IIT Guwahati researchers develop new memory architectures methods to boost processor speeds
Indian Institute of Technology Guwahati Researchers have made fundamental contributions to memory architectures by preventing redundancy in data values and improving slow and frequent writes in the multi-core processor systems.
IIT Guwahati researchers have developed methods to solve the problems in computer systems domain. Specific contributions being in multi-core processor-based systems that need an equally large on-chip memory to commensurate the data demands of applications and hence preventing energy consumption to ensure the temperature remains under the thermal design power (TDP) budget.
Explaining the challenges of multi-core processor-based systems,, “The application data access patterns are not uniformly distributed and hence leads to several orders of writes to certain memory locations compared to others. Such heavily written locations become prone to wear-out and thus prevents the use of complete memory devices without error corrections,” explained professor Hemangee K. Kapoor, Department of CSE, IIT Guwahati said
To handle this non-uniformity, IIT Guwahati researchers developed methods to evenly distribute the accesses across the overall memory capacity to reduce the wear-out pressure on heavily written locations and also worked in the area which avoids writing redundant values thus prolonging the wear-out.

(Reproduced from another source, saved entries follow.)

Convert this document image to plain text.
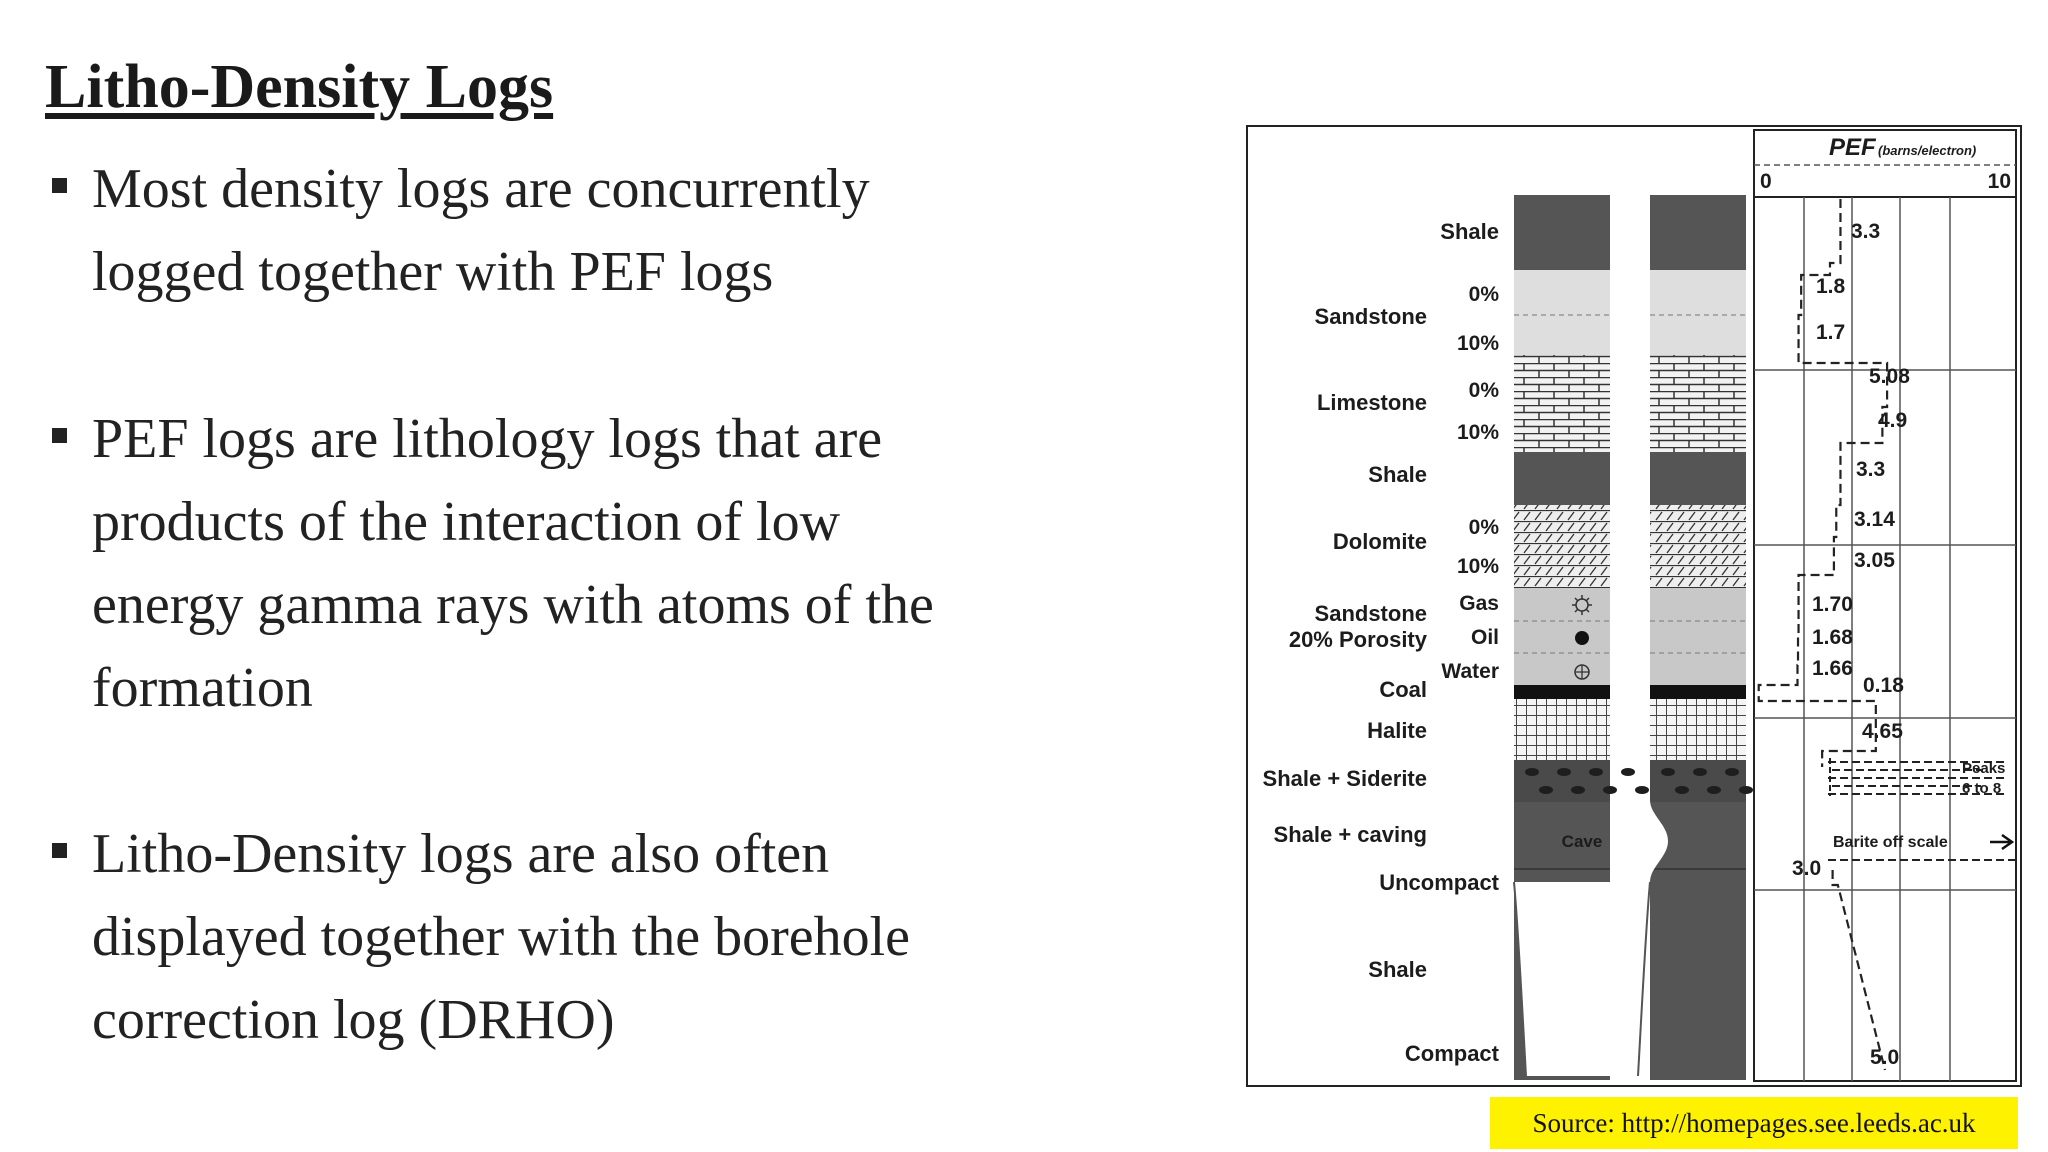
Litho-Density Logs
Most density logs are concurrently
logged together with PEF logs
PEF logs are lithology logs that are
products of the interaction of low
energy gamma rays with atoms of the
formation
Litho-Density logs are also often
displayed together with the borehole
correction log (DRHO)
Cave
Shale
Sandstone
Limestone
Shale
Dolomite
Sandstone
20% Porosity
Coal
Halite
Shale + Siderite
Shale + caving
Uncompact
Shale
Compact
0%
10%
0%
10%
0%
10%
Gas
Oil
Water
PEF (barns/electron)
0	10
Peaks
6 to 8
Barite off scale
3.3
1.8
1.7
5.08
4.9
3.3
3.14
3.05
1.70
1.68
1.66
0.18
4.65
3.0
5.0
Source: http://homepages.see.leeds.ac.uk
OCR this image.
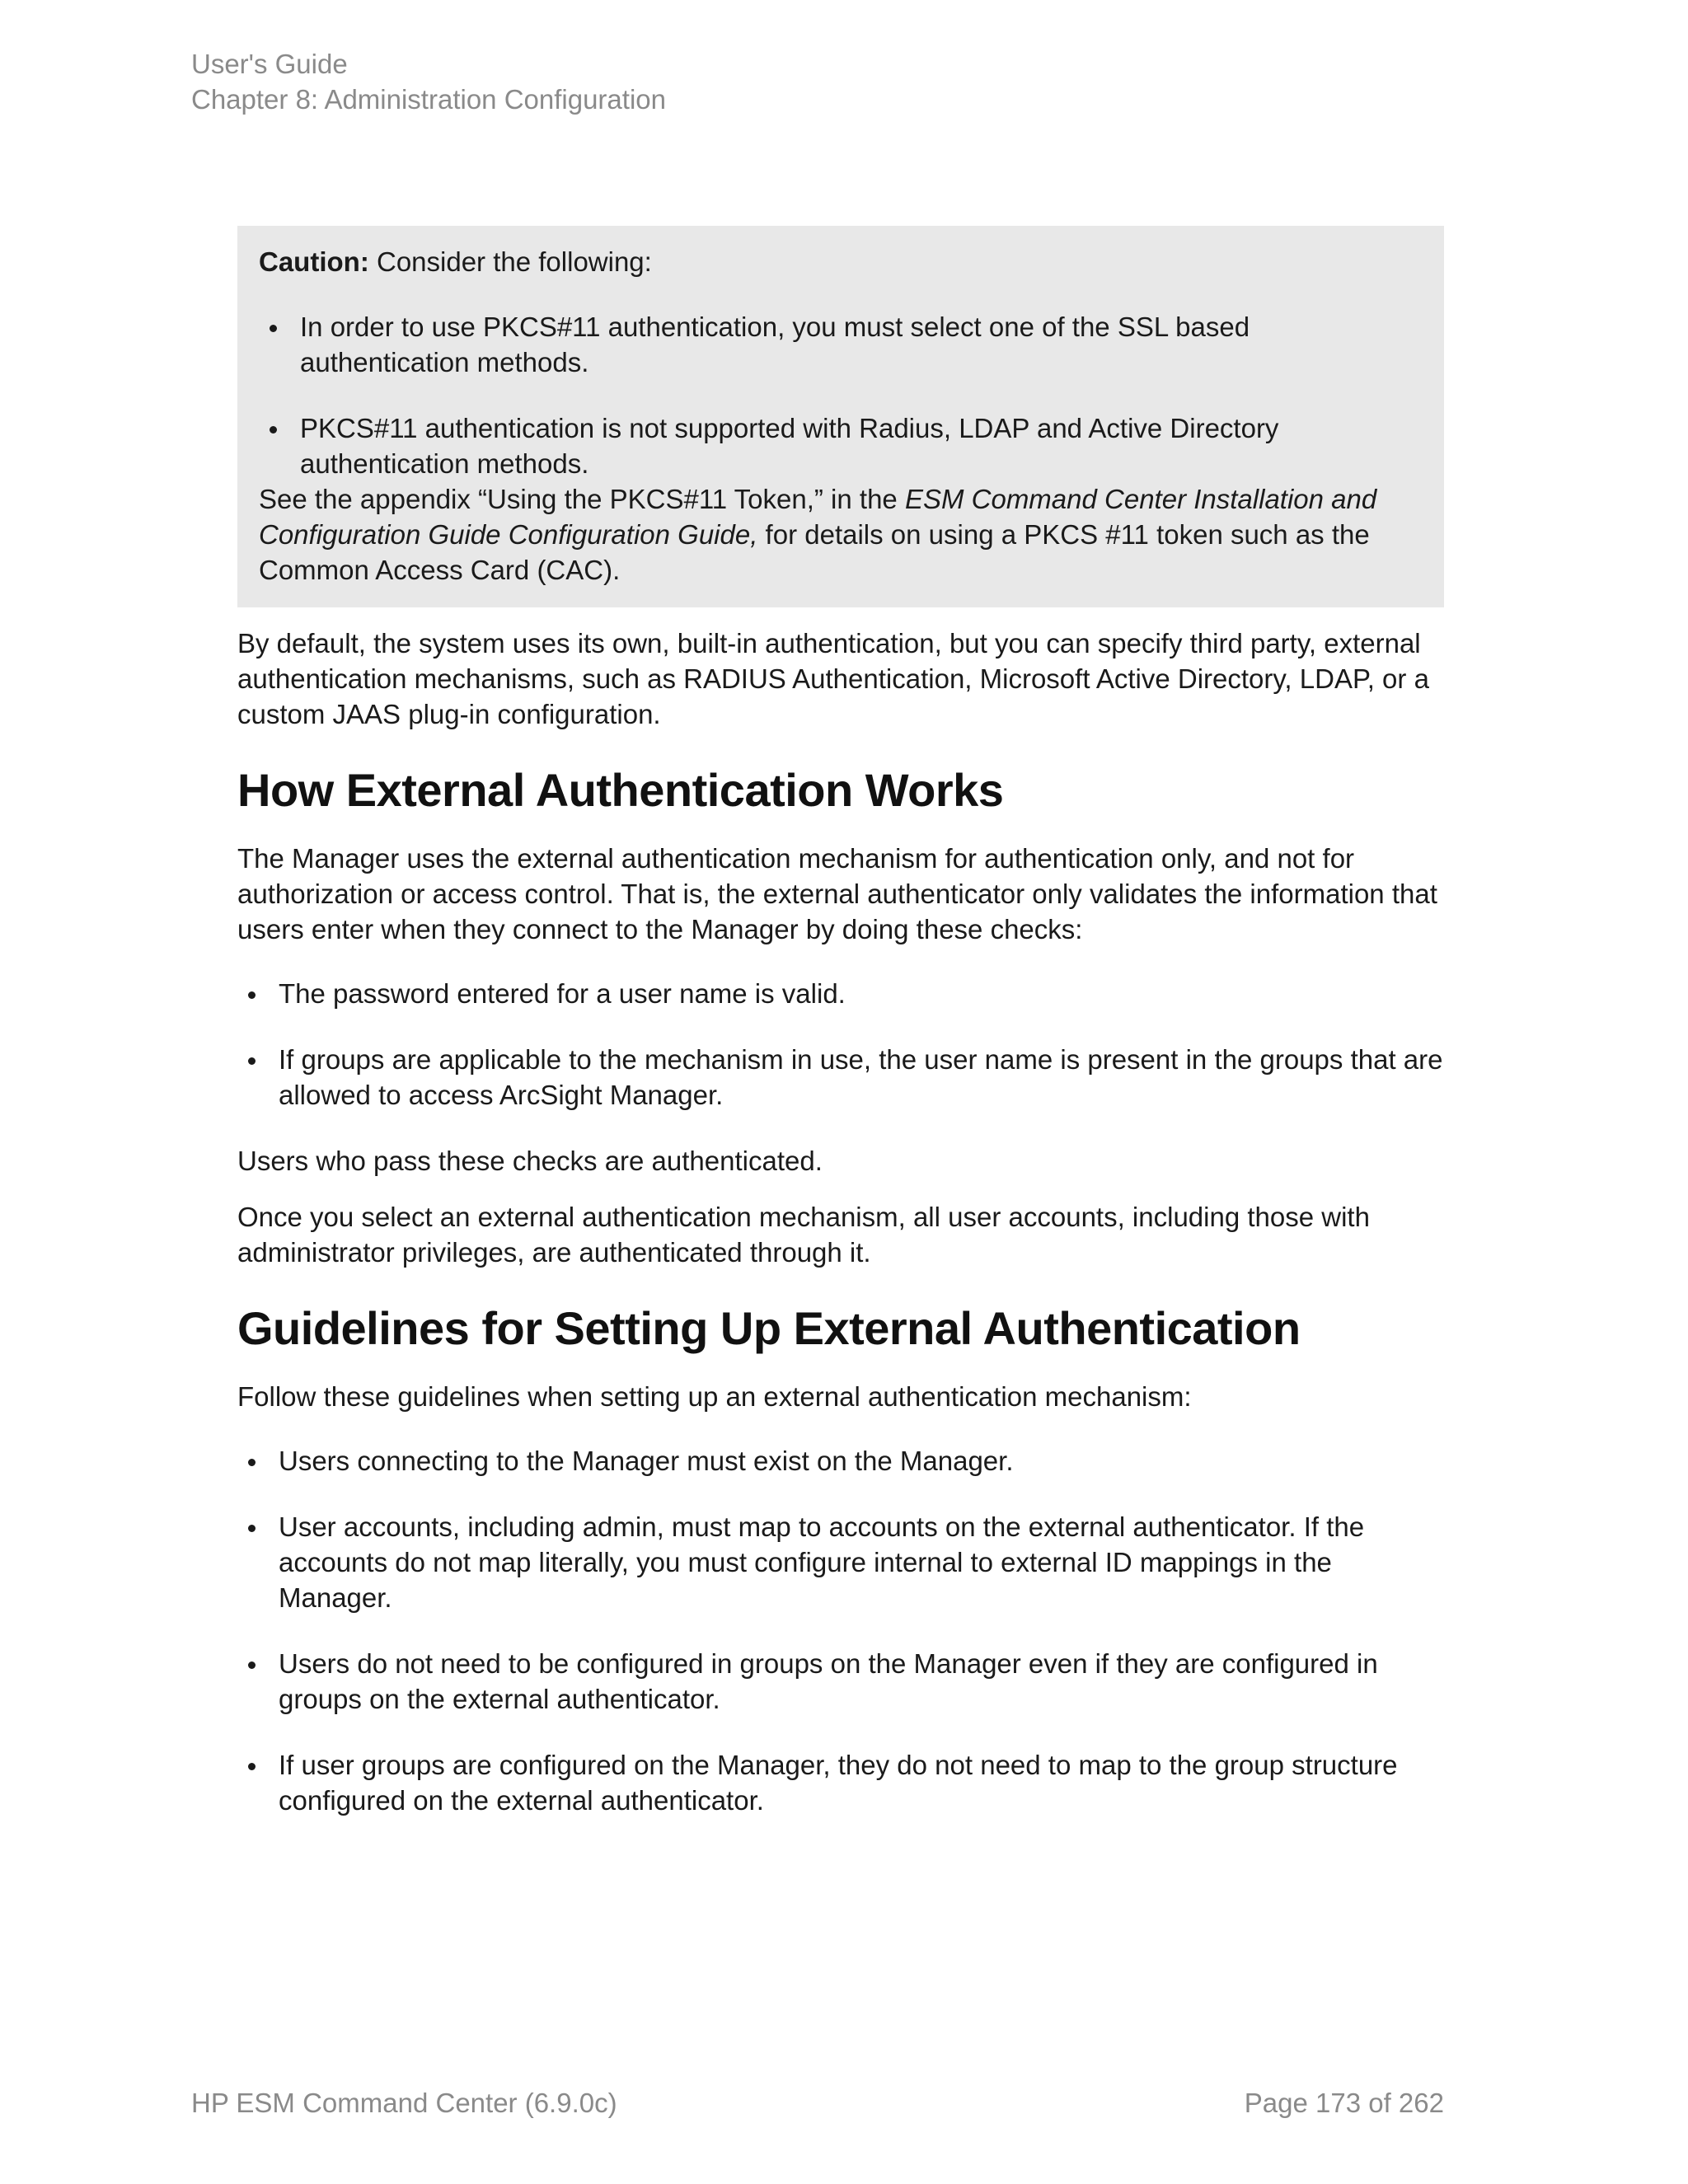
User's Guide
Chapter 8: Administration Configuration

Caution: Consider the following:

In order to use PKCS#11 authentication, you must select one of the SSL based authentication methods.
PKCS#11 authentication is not supported with Radius, LDAP and Active Directory authentication methods.

See the appendix “Using the PKCS#11 Token,” in the ESM Command Center Installation and Configuration Guide Configuration Guide, for details on using a PKCS #11 token such as the Common Access Card (CAC).

By default, the system uses its own, built-in authentication, but you can specify third party, external authentication mechanisms, such as RADIUS Authentication, Microsoft Active Directory, LDAP, or a custom JAAS plug-in configuration.

How External Authentication Works

The Manager uses the external authentication mechanism for authentication only, and not for authorization or access control. That is, the external authenticator only validates the information that users enter when they connect to the Manager by doing these checks:

The password entered for a user name is valid.
If groups are applicable to the mechanism in use, the user name is present in the groups that are allowed to access ArcSight Manager.

Users who pass these checks are authenticated.

Once you select an external authentication mechanism, all user accounts, including those with administrator privileges, are authenticated through it.

Guidelines for Setting Up External Authentication

Follow these guidelines when setting up an external authentication mechanism:

Users connecting to the Manager must exist on the Manager.
User accounts, including admin, must map to accounts on the external authenticator. If the accounts do not map literally, you must configure internal to external ID mappings in the Manager.
Users do not need to be configured in groups on the Manager even if they are configured in groups on the external authenticator.
If user groups are configured on the Manager, they do not need to map to the group structure configured on the external authenticator.
HP ESM Command Center (6.9.0c)	Page 173 of 262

“Slow and frequent writes can be re-directed to temporary SRAM partitions sparing the NVM from getting written with such frequent accesses. Such structures are called hybrid memories,” added Kapoor.
The researcher’s current and future contributions will help mitigate the drawbacks of promising emerging memories and ease their adaptability. Once some drawbacks are easily removed, scientists can find newer avenues for using such technologies without worrying about its limitations.
Artificial Intelligence (AI) and Machine Learning (ML) are used as tools to solve several real-time problems. However, they involve enormous computations on huge datasets. Building close to memory accelerators to process the data are efficient in performance as well as energy. The research team is also working on building customised parallel architecture designs to give better FLOPS.